Según el diario, recientes declaraciones del secretario de
Seguridad Nacional Michael Chertoff confirman que esa barrera física,
por sí sola, no pondrá freno a los casi dos mil ciudadanos que
diariamente intentan penetrar en territorio norteamericano desde la
vecina nación.
"Chertoff reconoció que la valla no es la llave para detener el
flujo de inmigrantes, aunque defendió su utilidad", precisa el Times.
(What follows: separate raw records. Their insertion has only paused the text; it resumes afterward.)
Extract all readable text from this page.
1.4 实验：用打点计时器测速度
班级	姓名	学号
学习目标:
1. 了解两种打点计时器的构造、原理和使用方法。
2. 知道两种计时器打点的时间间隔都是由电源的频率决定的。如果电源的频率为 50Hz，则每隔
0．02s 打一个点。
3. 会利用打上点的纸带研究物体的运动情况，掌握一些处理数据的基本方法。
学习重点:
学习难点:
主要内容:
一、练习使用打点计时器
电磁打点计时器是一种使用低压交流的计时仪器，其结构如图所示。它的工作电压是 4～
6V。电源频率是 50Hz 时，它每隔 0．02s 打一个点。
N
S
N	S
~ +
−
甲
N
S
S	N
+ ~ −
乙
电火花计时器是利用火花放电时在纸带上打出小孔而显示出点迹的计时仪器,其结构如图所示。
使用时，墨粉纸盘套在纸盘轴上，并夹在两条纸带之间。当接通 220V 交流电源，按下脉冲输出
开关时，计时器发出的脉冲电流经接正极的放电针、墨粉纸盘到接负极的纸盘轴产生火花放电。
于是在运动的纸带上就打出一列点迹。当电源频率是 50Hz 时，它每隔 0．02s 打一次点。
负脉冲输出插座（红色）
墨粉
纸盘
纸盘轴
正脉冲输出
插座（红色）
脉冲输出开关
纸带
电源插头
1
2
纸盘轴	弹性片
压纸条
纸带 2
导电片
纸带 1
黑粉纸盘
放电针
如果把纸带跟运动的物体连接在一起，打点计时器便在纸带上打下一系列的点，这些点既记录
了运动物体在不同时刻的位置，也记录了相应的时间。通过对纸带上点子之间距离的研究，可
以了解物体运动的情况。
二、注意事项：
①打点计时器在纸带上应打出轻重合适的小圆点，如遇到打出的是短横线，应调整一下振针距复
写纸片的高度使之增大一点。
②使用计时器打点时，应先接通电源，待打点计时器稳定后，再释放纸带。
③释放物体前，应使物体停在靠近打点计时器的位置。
El tráfico de indocumentados está influido por una variedad de
factores sociales políticos y económicos, lo cual -apunta el
periódico- quedó demostrado en el ligero descenso en los intentos de
penetrar al país en los últimos meses.
Ello ha estado motivado en gran medida porque "la economía
norteamericana comenzó a chispear, con una pérdida de empleos en la
construcción y en otros puestos de trabajo que atraen a los
inmigrantes", comenta el diario.
Diversos estudios han señalado como causa de esta inmigración la
asimetría existente entre el desarrollo económico de Estados Unidos y
el de los países América Latina y el Caribe, en particular México, de
donde proviene más de la mitad de los indocumentados que cruza la
frontera, es arrestado o perece en el intento.
Un artículo publicado recientemente por la revista mexicana
Macroeconomía consideró como la fuente fundamental del movimiento
migratorio la disparidad del ingreso en ambos países, reflejo de las
diferencias entre el norte y el sur.